We’re catching on to the scam

The president with a gilded toilet has racked up so many losses that he has not had to pay taxes 10 out of the last 15 years, reports The New York Times. What a loser! Or not. 

He may be admired for getting away with it by farmers and businessmen who make avoiding federal and state income taxes a science. Or even those of us who wish we had a genuine tax liability — someday, if I keep voting Republican, I can attempt to skirt all my taxes, too, and gild my toilet seat.

That’s been the scam we’ve been played for the past half-century under pseudo-libertarian trickle-down hoodoo.

Skilled rural tradesmen make less today in real terms than they did in 1970. A person can show up for work every day, on time, for 40 years and not be able to afford his Ford pickup payment when he retires. Or dental implants needed after decades of inhaling welding smoke and bathing in solvents.

The poorest places in America are rural, mainly in the South and Appalachia, but the poor elderly and the underemployed are found in every rural Iowa county, too. 

And it’s getting worse as manufacturing continues to bleed jobs from the Midwest. Regional trade centers that were struggling with retail have been walloped by the pandemic. Those places along the rivers voted for Trump over what they had lost.

Barack Obama had tried to get his head around it: All they have left are guns and Bibles. Hillary Clinton dismissed them as deplorable. That was interesting, because Bill Clinton actually understood poor rural white men. He was one. But rather than address their problems, Bill Clinton played to biases drilled into white minds since 1619: welfare queens would have to get to work. Bubba says ain’t no welfare for him and he can’t make the trailer rent. You should be glad to have a job, even if that chicken manure conveyor overhead is about to come crashing down and suffocate you.

Everybody works and barely anybody makes it. Who can afford socialism when you can’t afford your health care premium?

You are told to think that the Black man is something less than you, because you weren’t born to be this low. It could not be the Plantation owner keeping you down, because he looks like you and goes to your church. It could not have been Reagan busting the union that has kept meat packing wages depressed for 40 years. It must be the Mexicans. Lock them up. And if the Blacks get “uppity,” well, we have ways to deal with that.

Poor white versus poor Black. Rural educational attainment trails urban by 20 percent, up from 5 percent a half-century ago. Education is how you scale the ladder. As state support erodes, so does attainment. 
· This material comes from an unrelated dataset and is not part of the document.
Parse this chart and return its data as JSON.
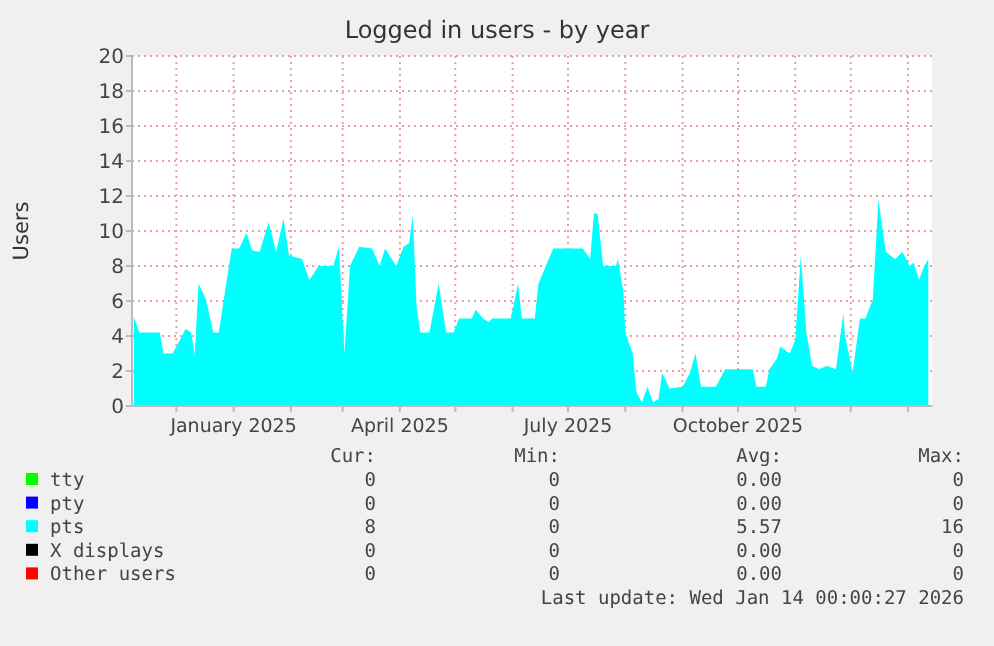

You could send a kid to college on a union meat packing wage. The kid could work summers and pay his tuition, room and board at Iowa State. Now you borrow it all and move away from Pocahontas or Sac City because no job around here could pay off that debt.

People do feel left behind. They start to think ill of people with whom they are pitted in a competition to survive as the pie shrinks for the bottom two-thirds of America. They cluster with their own and hear their own stories and control the nation through the Electoral College and Senate, each proportioned for slave-state advantage.

Capital clusters, too, but not across much of the Lower 48. Eighty percent of the venture capital flows to just 50 counties around New York, Boston, L.A. and San Francisco. We slop hogs for $16 per hour. Resentments? Who are you talking about?

That’s the sort of class suppression that keeps Black people in the scope and poor white people with their boot worn on a shovel, nursing a grudge.

The cruel joke of it is Trump writing off as fake news the fact that he lives a King’s life on our dime. He stiffs his lenders, walks away from projects, and somehow secures a tax credit for it all. 

He is just one guy golfing. There are a thousand behind him hoping to keep you thinking that if you vote to tear the nation down it will all be yours. It is the great fallacy of our time, sold in patriotic fervor to people who see no choice but to go for broke along with Trump. 

Fortunately, Joe Biden is up in the Wisconsin and Michigan polls, which should do the trick in saving the nation from this moment. We’re catching on to the scam. 

Maybe, just maybe, we will turn our attention to the disaffection that is the tinder for the fire. It has been stoked a long time.

Art Cullen is the Pulitzer Prize-winning editor of The Storm Lake Times.